E segundo José Góis, procurador-coordenador nas varas criminais, já foi comunicado oficialmente: “Já manifestei essa situação [a insegurança] até formalmente, alertando a hierarquia para o facto de sobretudo nos processos de não presos muitas vezes  não termos segurança disponível rapidamente. Não temos só processos só processos de presos, e há problemas que se colocam em processos em que não há presos, porque há interesses conflitantes entre as pessoas, há famílias rivais dentro da mesma sala de audiências e quando não há nenhum agente da PSP, na sala nunca temos, já basta eles terem de circular pelas salas onde arguidos detidos e portanto não temos às vezes nem na sala, nem no piso nenhum agente disponível, o que significa que temos de ligar para a esquadra e eles vão ter de mandar alguém. Isso é algo que eu já reportei. Quanto aos arguidos detidos, os elementos da PSP tomam logo conta da ocorrência. não tenho informação de algo que tenha ocorrido até hoje”.

“Temos muito processos em que não há arguidos detidos, mas que no dia do acórdão ouvem que vão ficar em prisão preventiva”, acrescenta, dizendo que nesses casos é complicado: “Não temos forma de ter em dois minutos”. O coordenador do MP nas varas criminais lembra que na Boa Hora havia sempre polícia junto às salas de audiência e quando havia excessos aparecia sempre um agente, algo que nos edifícios atuais não é possível devido à disposição e à dimensão. “Naquele hiato de tempo pode acontecer alguma coisa”, conclui.

Quanto à segurança das instalações durante a noite, José Góis, que costuma trabalhar até de madrugada, recorda que acabaram as rondas da meia noite dentro no edifício feitas por seguranças e que hoje o único segurança que vê é o que está na porta que dá para a garagem, a única que fica aberta à noite. “Não vejo normalmente mais ninguém, às vezes cruzo-me com um ou dois agentes da PSP”, a princípio não há problemas porque as portas estão todas fechadas, “só a da garagem permanece aberta, por isso nunca me senti inseguro”.
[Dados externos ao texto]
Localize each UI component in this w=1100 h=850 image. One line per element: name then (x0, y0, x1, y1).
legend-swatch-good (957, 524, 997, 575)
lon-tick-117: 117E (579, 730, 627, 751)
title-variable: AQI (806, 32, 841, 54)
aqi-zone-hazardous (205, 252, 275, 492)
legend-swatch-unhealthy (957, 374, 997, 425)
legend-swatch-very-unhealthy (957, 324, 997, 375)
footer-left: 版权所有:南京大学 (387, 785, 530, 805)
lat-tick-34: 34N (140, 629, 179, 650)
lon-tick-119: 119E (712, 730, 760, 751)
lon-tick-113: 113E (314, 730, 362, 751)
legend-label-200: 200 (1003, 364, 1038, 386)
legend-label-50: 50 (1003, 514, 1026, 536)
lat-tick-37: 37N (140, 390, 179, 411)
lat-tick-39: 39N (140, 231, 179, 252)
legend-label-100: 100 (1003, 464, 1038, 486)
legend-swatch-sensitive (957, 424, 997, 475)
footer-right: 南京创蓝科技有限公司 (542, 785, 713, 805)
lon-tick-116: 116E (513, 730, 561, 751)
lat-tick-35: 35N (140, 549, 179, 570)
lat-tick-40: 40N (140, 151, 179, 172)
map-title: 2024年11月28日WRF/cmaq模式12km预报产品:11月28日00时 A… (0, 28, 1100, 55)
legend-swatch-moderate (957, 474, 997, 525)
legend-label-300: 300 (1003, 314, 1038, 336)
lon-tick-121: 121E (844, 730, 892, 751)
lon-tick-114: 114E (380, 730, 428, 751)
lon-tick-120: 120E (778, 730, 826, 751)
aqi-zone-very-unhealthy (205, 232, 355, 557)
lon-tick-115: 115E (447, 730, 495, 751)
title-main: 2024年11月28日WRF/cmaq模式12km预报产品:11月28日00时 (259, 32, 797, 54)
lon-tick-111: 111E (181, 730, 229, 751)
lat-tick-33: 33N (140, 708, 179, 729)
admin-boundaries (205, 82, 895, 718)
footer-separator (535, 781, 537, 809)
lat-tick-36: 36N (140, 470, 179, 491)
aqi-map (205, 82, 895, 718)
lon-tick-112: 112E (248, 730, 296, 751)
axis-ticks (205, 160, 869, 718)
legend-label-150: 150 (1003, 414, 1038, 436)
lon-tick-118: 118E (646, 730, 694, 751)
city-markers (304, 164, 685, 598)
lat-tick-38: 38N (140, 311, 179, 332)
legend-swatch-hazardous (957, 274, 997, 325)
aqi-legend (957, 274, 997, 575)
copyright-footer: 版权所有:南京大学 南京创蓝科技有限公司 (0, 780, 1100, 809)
José Góis adianta ainda que nem sequer tem conhecimento de que haja detidas que não sejam revistadas por falta de agentes mulheres: “A ser assim, pode levantar problemas de segurança”.

Do lado dos juízes, a falta de profissionais da PSP também é conhecida. “A nossa perceção é que cada vez mais há dificuldades dos senhores para tudo o que seja o transporte de arguidos privados de liberdade por exemplo. Estes arguidos têm de ser transportados desde os calabouços até às diligências em que devem estar presentes. Uma das preocupações que existem desde sempre é que existem meios exíguos para transportar os arguidos aqui e por vezes temos de estar muito tempo à espera porque há poucas carrinhas de serviços prisionais, guardas e depois quando chegam ao Campus os agentes deparam-se com muitas dificuldades. Sendo poucos como são, não se podem desdobrar e fazem uma grande ginástica para assegurarem o mínimo de regras de segurança que é vir pelo menos um arguido acompanhado por um agente e não é certamente porque eles querem”, adianta ao i o juiz coordenador nas varas criminais, dizendo que também não o “espanta” que o reduzido número de mulheres polícia leve a que se incumpram algumas regras de segurança.

Ainda assim, o juiz coordenador deixa um elogio aos agentes: “Eles têm dado todo o apoio, saem depois da hora a que tinham de sair, acompanham as diligências até ao fim. A dedicação dos agentes  da PSP está acima de qualquer questão, mas eles não conseguem é fazer mais do que fazem”. 

Garante ainda que os juízes desconhecem a norma que determina que os polícias têm de andar com armas sem munições dentro do tribunal: “Os juízes não tiveram conhecimento de que os agentes da PSP andam sem carregador na arma dentro do tribunal”.

A falta de efetivos da PSP e a demora dos arguidos a chegar às diligências foi, segundo o juiz coordenador, comunicada por diversas vezes ao Conselho Superior da Magistratura e ao gabinete da Ministra da Justiça.

Questionado na última terça-feira pelo i com todas estas falhas, o gabinete de Francisca Van Dunem limitou-se a responder: “Não foi identificado nenhum problema de segurança no Campus da Justiça”.